E qui Oderisi introduce, senza manifestarne il nome, la terza testimonianza del Canto, l’anima di Provenzano Salvani, uomo pubblico ghibellino la cui fama era diffusa in tutta la Toscana mentre era in vita e ora a malapena sussurrata nella Siena di cui era il padrone all’epoca in cui venne sconfitta la potenza di Firenze. Pur se Oderisi non rivela il nome di quell’uomo, Dante non manca di offrire ancora un saggio della sua polemica antifiorentina segnalando come un tempo Firenze sia stata considerata “arrogante” mentre ora le spetta solo il titolo di “corrotta”. Il corollario seguente non fa che ribadire il carattere effimero della fama con una metafora scritturale attinta da Isaia, suscitando però ancora un intervento importante di Dante: il poeta riconosce che gli esempi di Oderisi suscitano in lui la dovuta reazione di umiltà, attenuando la naturale predisposizione alla superbia, ma chiede al miniaturista eugubino di rivelare il nome di quell’anima. La risposta di Oderisi nomina Provenzano Salvani e ne sottolinea la smodata ambizione di impadronirsi dell’intera città di Siena: ora, nella cornice dei superbi, sconta la pena di aver coltivato ambizioni eccessive nella vita terrena. Dante, sollecitato dal nome di Provenzano Salvani, manifesta un dubbio: come mai l’anima di Provenzano, pentitosi in fin di vita e senza che nessuno nel mondo abbia effettuato intercessioni in suo favore, secondo quanto Dante sa di lui, si trova nella cornice espiante e non nell’Antipurgatorio come dovrebbe.

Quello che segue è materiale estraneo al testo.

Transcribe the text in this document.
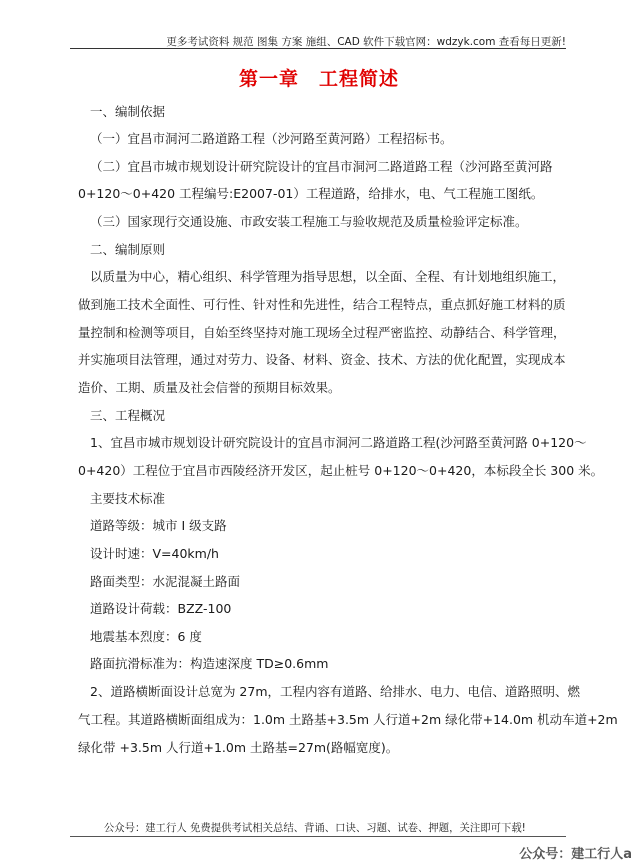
更多考试资料 规范 图集 方案 施组、CAD 软件下载官网：wdzyk.com 查看每日更新!
第一章　工程简述
一、编制依据
（一）宜昌市洞河二路道路工程（沙河路至黄河路）工程招标书。
（二）宜昌市城市规划设计研究院设计的宜昌市洞河二路道路工程（沙河路至黄河路
0+120～0+420 工程编号:E2007-01）工程道路，给排水，电、气工程施工图纸。
（三）国家现行交通设施、市政安装工程施工与验收规范及质量检验评定标准。
二、编制原则
以质量为中心，精心组织、科学管理为指导思想，以全面、全程、有计划地组织施工，
做到施工技术全面性、可行性、针对性和先进性，结合工程特点，重点抓好施工材料的质
量控制和检测等项目，自始至终坚持对施工现场全过程严密监控、动静结合、科学管理，
并实施项目法管理，通过对劳力、设备、材料、资金、技术、方法的优化配置，实现成本
造价、工期、质量及社会信誉的预期目标效果。
三、工程概况
1、宜昌市城市规划设计研究院设计的宜昌市洞河二路道路工程(沙河路至黄河路 0+120～
0+420）工程位于宜昌市西陵经济开发区，起止桩号 0+120～0+420，本标段全长 300 米。
主要技术标准
道路等级：城市 I 级支路
设计时速：V=40km/h
路面类型：水泥混凝土路面
道路设计荷载：BZZ-100
地震基本烈度：6 度
路面抗滑标准为：构造速深度 TD≥0.6mm
2、道路横断面设计总宽为 27m，工程内容有道路、给排水、电力、电信、道路照明、燃
气工程。其道路横断面组成为：1.0m 土路基+3.5m 人行道+2m 绿化带+14.0m 机动车道+2m
绿化带 +3.5m 人行道+1.0m 土路基=27m(路幅宽度)。
公众号：建工行人 免费提供考试相关总结、背诵、口诀、习题、试卷、押题，关注即可下载!
公众号：建工行人a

La domanda di Dante è finalizzata a mettere in rilievo l’exemplum vincente della umiltà di Provenzano, il gesto che gli ha meritato la misericordia divina ed è questo l’aspetto dell’intervento di Oderisi che chiude significativamente il Canto. L’artista eugubino riporta un episodio della vita di Provenzano Salvani successivo alla battaglia di Tagliacozzo (1268), quando il ghibellino senese, per riscattare un amico prigioniero dell’odiato Carlo d’Angiò, si pose a sedere su un tappeto nella piazza di Siena per raccogliere i 10.000 fiorini d’oro necessari, ricorrendo umilmente all’aiuto di tutti. Tuttavia, il genio poetico di Dante non poteva immaginare un finale di Canto soltanto in chiave di exemplum narrativo: così le ultime parole di Oderisi suonano oscure e minacciose per Dante, riprendono la trama dolorosamente autobiografica del Canto e tocca ad Oderisi profetizzare a Dante, in modo oscuro, la condanna all’esilio e l’umiliazione che ne deriverà.
E questa non poteva che essere la migliore testimonianza di quella umiltà che, fin dall’epoca della Vita Nova, aveva assunto un posto centrale nell’etica di Dante, in una prospettiva spirituale e insieme lirica nella quale la connotazione feudale della lirica cortese svaniva di fronte alla fedeltà e obbedienza del servo d’amore. Nella Commedia, l’umiltà diventa il tema conduttore della seconda cantica, strettamente collegato con quello dell’espiazione e della redenzione, quella “bona umiltà” che giaceva nella tradizione ascetica accolta da Tommaso e soprattutto evidente in Anselmo d’Aosta (il quale identificava il peccato con la superbia).